Having established the bottom-up direction in Fig.[7](https://arxiv.org/html/2605.05115#S5.F7 "Figure 7 ‣ 5 Manifold Steering on a Visual World Model: Mountain Car Task ‣ Manifold Steering Reveals the Shared Geometry of Neural Network Representation and Behavior"), i.e., paths along \mathcal{M}_{h} produce behavior trajectories on \mathcal{M}_{y}, We now test the top-down direction: starting from a behaviorally-natural trajectory in \mathcal{M}_{y}, do we naturally recover an activation path that traces \mathcal{M}_{h}? For each endpoint pair (p_{a},p_{b}) we construct the conformal behavior target \hat{\gamma}_{\alpha} via the procedure of §[3.3](https://arxiv.org/html/2605.05115#S3.SS3 "3.3 Behavior Space Geometry Recovers the Activation Manifold ‣ 3 Connecting Representation and Behavior via Intervention ‣ Manifold Steering Reveals the Shared Geometry of Neural Network Representation and Behavior") (geodesic on the simplex under cost c(p)=\exp(\alpha\cdot d_{H}(p,\mathcal{M}_{y}))). We then optimize an activation path \pi_{\alpha}=(v_{0},\dots,v_{K}) in \mathbb{R}^{n} to minimize

L(\pi)\;=\;\sum_{t=0}^{K}\bigl\|\sqrt{F(v_{t})}-\sqrt{\hat{\gamma}_{\alpha}(t)}\bigr\|_{2}^{2}.(13)

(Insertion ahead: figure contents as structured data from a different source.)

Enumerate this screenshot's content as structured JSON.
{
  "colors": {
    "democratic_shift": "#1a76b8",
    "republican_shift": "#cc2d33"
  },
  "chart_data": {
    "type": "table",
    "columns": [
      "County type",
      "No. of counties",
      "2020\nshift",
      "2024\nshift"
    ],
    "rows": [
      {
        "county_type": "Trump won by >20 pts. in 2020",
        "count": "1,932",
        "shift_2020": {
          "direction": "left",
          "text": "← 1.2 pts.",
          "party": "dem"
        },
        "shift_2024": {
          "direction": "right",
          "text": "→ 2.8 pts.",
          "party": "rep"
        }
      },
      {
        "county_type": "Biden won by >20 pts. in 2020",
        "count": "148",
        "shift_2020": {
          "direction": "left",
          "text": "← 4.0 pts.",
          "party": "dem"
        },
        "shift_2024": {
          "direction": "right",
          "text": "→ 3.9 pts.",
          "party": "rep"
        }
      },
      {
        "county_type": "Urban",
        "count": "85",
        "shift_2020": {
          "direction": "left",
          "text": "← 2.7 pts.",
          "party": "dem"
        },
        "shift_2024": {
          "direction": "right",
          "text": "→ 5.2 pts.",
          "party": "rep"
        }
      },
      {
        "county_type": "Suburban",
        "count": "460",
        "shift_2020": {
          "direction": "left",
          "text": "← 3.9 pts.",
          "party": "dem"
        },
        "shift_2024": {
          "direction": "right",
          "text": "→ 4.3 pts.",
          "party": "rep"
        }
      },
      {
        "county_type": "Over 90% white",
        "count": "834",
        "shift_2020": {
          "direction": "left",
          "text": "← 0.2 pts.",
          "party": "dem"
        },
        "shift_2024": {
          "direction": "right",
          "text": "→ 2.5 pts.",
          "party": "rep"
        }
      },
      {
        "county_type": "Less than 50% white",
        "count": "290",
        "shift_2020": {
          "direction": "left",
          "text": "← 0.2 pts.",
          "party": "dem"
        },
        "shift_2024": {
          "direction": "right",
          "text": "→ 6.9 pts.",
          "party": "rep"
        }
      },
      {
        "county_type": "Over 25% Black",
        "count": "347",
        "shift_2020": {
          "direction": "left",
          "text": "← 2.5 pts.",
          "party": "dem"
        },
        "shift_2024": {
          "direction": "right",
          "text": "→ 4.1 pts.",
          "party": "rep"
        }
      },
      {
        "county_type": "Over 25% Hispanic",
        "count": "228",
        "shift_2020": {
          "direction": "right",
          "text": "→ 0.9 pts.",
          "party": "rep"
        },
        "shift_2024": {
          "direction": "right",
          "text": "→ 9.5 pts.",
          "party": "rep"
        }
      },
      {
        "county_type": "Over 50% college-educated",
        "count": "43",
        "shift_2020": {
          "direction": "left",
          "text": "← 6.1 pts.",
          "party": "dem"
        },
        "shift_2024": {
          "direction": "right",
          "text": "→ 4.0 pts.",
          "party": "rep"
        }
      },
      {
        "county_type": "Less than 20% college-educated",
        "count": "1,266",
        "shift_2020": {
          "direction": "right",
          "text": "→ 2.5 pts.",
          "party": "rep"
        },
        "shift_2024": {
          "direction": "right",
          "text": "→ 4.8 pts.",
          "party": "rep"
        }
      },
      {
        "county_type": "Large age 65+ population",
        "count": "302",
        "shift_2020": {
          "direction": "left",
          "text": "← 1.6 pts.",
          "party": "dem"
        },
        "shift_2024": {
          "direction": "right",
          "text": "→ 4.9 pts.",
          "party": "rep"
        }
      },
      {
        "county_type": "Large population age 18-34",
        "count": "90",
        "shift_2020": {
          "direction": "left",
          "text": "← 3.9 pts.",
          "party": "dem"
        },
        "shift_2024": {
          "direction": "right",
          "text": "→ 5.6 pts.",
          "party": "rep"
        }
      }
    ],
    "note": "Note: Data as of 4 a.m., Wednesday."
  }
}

Following the language-model setup, all K+1 waypoints (including endpoints) are free parameters, initialized at the linear chord and optimized jointly via L-BFGS with strong-Wolfe line search. We use K=30 waypoints and run independent optimizations for each of 30 endpoint pairs.

Across all 30 endpoint pairs, the pullback paths \pi_{\alpha} closely trace \mathcal{M}_{h} (Fig.[12](https://arxiv.org/html/2605.05115#A3.F12 "Figure 12 ‣ Pullback: Behavior space steering. ‣ C.3 Mountain Car ‣ Appendix C Additional Results ‣ Manifold Steering Reveals the Shared Geometry of Neural Network Representation and Behavior")): The mean Euclidean distance from \pi to \mathcal{M}_{h}, averaged over waypoints and pairs:

\mathrm{linear\ chord}\!:\;\;2.22,\qquad\mathrm{geometric}\;(\mathcal{M}_{h})\!:\;\;0.20,\qquad\mathrm{pullback}\!:\;\;0.29.

The pullback path is at \mathbf{95.4\%} of the chord-to-geometric recovery and dominates the chord baseline on 30/30 pairs. The aggregate degradation is concentrated on pairs with one endpoint at the extreme wall position (p\approx-1.2), where the encoder geometry has tighter curvature; on the remaining \sim 20 pairs, \pi_{\infty} is essentially indistinguishable from \mathcal{M}_{h} itself. The \alpha-sweep traces the same family of trajectories observed in the language-model experiments: at \alpha=0 the conformal target is the unrestricted Hellinger geodesic on the simplex, and the recovered \pi_{0} leaves \mathcal{M}_{h} in order to match this off-manifold target; as \alpha grows the target is pushed onto \mathcal{M}_{y} and the recovered \pi_{\alpha} correspondingly tracks \mathcal{M}_{h}.